ENQUÊTE – Contraints de délaisser la route des Balkans, les trafiquants passent par les ports de la côte est-africaine tels que Mombasa. Le transit de l’héroïne vers l’Europe et les États-Unis y affecte des populations déjà fragiles, et entretient corruption et terrorisme.
L’homme se tient immobile, le corps sec, à demi couvert de vêtements rapiécés, une seringue vide plantée dans sa main droite. Il est 8 heures du matin dans le squat d’héroïnomanes de Bombululu, situé dans un quartier populaire de Mombasa, à près de 500 km au sud-est de Nairobi, la capitale kényane.
Quelques minutes plus tôt, dans ce terrain vague où picorent chèvres et poules, une trentaine d’habitués s’affairaient autour du dealer, roulant une cigarette ou préparant une dose à s’injecter. L’agitation est retombée au fur et à mesure que la drogue se diffusait dans les corps abîmés. « L’héroïne, c’est la fin de la route, dit Mbarack, 30 ans, en doudoune malgré la chaleur. Ta première injection, tu la sens depuis ton pied jusqu’à ton cerveau. Après, ça explose dans ton cœur et c’est à l’intérieur de toi pour toujours. » Le dealer reviendra cinq, six, sept fois dans la journée pour satisfaire leur demande insatiable.
L’héroïne a déferlé sur la région de Mombasa, deuxième ville du Kenya et premier port africain sur l’océan Indien, au début des années 2010. A quelques jets de pierres des plages paradisiaques et des hôtels « All inclusive » fréquentés par les touristes, les squats comme celui de Bombululu se sont multipliés.
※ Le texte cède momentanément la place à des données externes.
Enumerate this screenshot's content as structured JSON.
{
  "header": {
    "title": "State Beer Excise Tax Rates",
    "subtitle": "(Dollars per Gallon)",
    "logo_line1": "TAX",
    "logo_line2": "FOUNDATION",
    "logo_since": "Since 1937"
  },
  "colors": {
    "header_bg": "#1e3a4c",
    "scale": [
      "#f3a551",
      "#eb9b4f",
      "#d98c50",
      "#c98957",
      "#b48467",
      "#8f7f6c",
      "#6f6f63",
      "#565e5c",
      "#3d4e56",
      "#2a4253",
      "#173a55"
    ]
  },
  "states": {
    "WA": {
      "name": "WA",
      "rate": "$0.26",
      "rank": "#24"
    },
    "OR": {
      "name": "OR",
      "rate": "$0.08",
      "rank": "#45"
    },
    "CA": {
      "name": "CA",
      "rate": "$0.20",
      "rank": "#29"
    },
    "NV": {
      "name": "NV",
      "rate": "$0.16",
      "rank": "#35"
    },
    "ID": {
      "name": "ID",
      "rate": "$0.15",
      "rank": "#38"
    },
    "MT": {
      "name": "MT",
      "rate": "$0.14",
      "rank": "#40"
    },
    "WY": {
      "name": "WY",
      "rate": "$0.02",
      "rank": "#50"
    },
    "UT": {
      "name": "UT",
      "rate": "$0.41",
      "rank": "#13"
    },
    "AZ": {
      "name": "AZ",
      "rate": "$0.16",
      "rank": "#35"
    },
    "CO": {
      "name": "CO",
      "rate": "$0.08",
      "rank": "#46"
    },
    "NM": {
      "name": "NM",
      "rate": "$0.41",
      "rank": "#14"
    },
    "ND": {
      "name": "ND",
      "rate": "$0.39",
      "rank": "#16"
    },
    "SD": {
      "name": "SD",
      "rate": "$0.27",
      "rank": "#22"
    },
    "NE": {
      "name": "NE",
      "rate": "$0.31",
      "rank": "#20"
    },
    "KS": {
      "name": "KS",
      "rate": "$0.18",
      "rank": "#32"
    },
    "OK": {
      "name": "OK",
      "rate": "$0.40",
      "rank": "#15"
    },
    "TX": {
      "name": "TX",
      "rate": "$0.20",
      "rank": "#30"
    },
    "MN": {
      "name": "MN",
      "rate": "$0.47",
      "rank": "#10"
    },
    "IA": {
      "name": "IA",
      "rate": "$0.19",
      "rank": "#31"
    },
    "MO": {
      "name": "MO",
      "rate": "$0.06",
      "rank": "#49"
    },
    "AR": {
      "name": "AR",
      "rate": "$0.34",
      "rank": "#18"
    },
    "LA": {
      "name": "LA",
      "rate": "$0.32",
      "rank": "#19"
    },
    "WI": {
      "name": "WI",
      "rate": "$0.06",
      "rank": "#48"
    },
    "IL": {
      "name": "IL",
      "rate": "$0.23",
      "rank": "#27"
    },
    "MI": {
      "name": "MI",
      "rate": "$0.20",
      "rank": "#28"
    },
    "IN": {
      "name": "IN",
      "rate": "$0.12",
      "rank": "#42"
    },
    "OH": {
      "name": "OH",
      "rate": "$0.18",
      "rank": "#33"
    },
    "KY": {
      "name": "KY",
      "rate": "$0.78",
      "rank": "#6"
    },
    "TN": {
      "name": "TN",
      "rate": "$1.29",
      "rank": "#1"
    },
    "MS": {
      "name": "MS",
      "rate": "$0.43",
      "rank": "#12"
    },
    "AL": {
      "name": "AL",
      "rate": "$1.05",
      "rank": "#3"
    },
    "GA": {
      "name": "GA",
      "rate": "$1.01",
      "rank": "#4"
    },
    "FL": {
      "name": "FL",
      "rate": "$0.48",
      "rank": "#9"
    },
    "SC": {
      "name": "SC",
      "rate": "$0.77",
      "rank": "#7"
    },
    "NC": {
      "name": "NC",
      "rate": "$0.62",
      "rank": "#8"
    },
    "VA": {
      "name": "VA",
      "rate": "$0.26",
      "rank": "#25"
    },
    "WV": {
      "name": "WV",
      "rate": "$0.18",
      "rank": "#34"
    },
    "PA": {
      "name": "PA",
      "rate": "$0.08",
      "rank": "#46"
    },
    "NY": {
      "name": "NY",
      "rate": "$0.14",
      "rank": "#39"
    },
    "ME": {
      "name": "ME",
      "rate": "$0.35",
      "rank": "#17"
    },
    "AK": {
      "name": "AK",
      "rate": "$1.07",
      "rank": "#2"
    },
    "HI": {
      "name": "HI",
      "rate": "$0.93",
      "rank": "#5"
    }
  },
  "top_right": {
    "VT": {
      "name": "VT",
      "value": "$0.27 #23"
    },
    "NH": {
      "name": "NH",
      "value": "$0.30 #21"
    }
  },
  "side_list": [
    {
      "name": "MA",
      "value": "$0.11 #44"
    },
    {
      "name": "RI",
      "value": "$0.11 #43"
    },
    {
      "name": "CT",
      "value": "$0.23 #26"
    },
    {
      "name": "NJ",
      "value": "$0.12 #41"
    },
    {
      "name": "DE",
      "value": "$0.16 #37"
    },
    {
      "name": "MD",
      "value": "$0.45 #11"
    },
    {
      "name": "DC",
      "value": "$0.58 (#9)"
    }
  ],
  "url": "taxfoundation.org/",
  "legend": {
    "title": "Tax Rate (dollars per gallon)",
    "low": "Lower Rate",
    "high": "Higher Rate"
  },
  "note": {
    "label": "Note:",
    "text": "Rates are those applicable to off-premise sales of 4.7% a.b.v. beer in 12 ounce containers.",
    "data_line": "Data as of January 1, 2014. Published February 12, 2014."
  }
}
La drogue se consomme aussi à l’abri des regards, dans les maisons.
Cette poudre a harponné une population pauvre, confrontée au chômage massif et qui se sent exclue du boom économique de Nairobi, en particulier les jeunes, par ailleurs courtisés par les gangs et l’islam radical prôné par la milice des Chabab présente dans cette région musulmane frontalière de la Somalie.